Confounding information about the blatant escape of Nairobi’s Muthaiga Police Station murder suspect Kevin Kinyanjui Kang’ethe has surfaced.
Before fleeing to his native Kenya, Kang’ethe is alleged to have brutally murdered his lover in a US airport.
The bold escape occurred on Wednesday at around 5:30 p.m., in front of the station commander, who only heard a disturbance as her officers tried to pursue the fleeing Kang’ethe, according to a police report that has left the nation’s security apparatus on the spot.
The report states that at approximately 4 p.m., a man known as John Maina Ndegwa showed up at the station and identified himself to the officers as Kang’ethe’s personal lawyer, expressing his want to speak with his client.
The police allegedly complied with the request and removed the suspect from the cells, putting him in the anti-crime office number three alone with his “lawyer.”

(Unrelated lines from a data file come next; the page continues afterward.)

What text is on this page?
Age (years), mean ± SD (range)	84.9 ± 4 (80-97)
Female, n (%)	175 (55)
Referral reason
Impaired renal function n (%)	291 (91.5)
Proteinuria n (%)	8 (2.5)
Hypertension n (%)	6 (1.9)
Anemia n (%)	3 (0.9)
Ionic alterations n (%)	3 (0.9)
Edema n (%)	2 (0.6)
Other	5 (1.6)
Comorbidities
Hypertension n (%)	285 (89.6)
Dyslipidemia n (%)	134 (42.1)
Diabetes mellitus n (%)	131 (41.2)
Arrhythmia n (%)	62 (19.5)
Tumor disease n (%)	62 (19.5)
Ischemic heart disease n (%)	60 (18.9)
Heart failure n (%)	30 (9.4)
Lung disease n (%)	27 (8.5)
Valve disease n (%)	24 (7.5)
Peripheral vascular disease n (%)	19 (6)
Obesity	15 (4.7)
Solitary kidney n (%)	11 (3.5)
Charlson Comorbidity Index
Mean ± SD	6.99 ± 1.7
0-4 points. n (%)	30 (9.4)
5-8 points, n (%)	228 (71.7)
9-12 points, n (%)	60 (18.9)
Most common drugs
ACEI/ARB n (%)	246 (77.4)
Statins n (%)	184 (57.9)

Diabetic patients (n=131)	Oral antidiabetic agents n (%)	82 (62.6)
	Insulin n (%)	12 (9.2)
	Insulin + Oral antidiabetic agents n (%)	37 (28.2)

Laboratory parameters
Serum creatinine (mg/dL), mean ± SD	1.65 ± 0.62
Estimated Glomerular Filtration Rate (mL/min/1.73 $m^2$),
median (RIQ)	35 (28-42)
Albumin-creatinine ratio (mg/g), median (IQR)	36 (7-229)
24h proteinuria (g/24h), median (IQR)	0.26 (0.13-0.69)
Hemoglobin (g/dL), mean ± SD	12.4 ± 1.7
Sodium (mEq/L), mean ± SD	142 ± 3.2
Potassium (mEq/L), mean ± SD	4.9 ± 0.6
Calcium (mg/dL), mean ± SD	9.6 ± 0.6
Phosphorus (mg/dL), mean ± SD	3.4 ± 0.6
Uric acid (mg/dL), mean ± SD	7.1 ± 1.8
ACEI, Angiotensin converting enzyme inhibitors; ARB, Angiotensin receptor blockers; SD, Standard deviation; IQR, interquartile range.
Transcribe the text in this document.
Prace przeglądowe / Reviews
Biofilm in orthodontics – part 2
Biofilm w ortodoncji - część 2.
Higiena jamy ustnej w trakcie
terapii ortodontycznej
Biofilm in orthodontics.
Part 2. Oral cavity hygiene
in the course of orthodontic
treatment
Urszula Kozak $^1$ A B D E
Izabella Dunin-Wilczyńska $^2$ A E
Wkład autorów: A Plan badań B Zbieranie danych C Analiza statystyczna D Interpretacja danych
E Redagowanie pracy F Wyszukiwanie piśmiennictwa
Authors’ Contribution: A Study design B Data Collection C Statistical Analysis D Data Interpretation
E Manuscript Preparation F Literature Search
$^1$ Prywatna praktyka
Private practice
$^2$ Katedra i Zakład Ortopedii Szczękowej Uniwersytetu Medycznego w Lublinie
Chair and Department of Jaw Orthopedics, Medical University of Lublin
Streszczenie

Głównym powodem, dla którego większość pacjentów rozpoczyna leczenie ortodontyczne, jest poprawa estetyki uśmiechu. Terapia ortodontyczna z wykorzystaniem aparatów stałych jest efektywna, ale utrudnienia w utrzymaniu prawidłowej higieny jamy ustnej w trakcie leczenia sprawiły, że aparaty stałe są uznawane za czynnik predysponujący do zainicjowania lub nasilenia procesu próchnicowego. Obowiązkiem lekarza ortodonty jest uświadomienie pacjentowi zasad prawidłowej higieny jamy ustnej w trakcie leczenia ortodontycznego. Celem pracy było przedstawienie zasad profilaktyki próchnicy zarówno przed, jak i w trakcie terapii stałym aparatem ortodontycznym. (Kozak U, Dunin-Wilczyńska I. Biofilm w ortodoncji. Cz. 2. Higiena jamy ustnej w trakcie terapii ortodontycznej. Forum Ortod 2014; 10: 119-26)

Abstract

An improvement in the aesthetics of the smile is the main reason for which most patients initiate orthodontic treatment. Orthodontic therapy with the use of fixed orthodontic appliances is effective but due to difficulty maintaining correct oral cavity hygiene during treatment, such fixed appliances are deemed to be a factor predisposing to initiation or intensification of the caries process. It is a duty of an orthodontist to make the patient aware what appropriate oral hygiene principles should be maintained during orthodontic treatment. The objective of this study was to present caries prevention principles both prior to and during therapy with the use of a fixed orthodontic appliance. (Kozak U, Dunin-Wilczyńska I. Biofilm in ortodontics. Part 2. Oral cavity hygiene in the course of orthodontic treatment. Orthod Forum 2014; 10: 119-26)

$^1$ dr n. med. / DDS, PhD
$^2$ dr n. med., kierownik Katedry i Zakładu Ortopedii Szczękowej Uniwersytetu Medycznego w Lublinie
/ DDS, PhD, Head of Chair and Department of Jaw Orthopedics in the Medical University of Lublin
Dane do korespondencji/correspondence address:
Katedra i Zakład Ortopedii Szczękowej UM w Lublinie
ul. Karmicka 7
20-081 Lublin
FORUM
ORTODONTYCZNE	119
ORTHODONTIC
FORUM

“After a short while the prisoner escaped by running away and left the lawyer behind. At the time of the escape the station commander Chief Inspector Esther Muchomba was chairing a meeting/lecture with all the Anti-crime personnel and members of inspectorate while at her office, she was alerted by a loud noise of officers who were chasing the prisoner along Thika Super Highway but they did not manage to re-arrest him,” reads the report in part.
It’s unclear how the suspect managed to outwit armed officers in broad daylight.
Since then, four police officers who were on duty—Ann Wanjiku, a station guard; Elijah Kipkiror, a cell sentry; James Maina [ report ] and Hassan Saman, a station guard—have been placed under arrest while they are being questioned about the event.
John Maina Ndegwa, the counsel, is detained by the police as well.
Kang’ethe is suspected of killing a 31-year-old Whitman, Massachusetts resident who was born in Kenya. Her body was found in November of last year inside a car at Boston’s Logan Airport.
When investigators presented Kang’ethe in court after his arrest in Nairobi on a miscellaneous application, they were given 30 days to hold him while they decided whether to extradite him to the US, where he is sought for murder.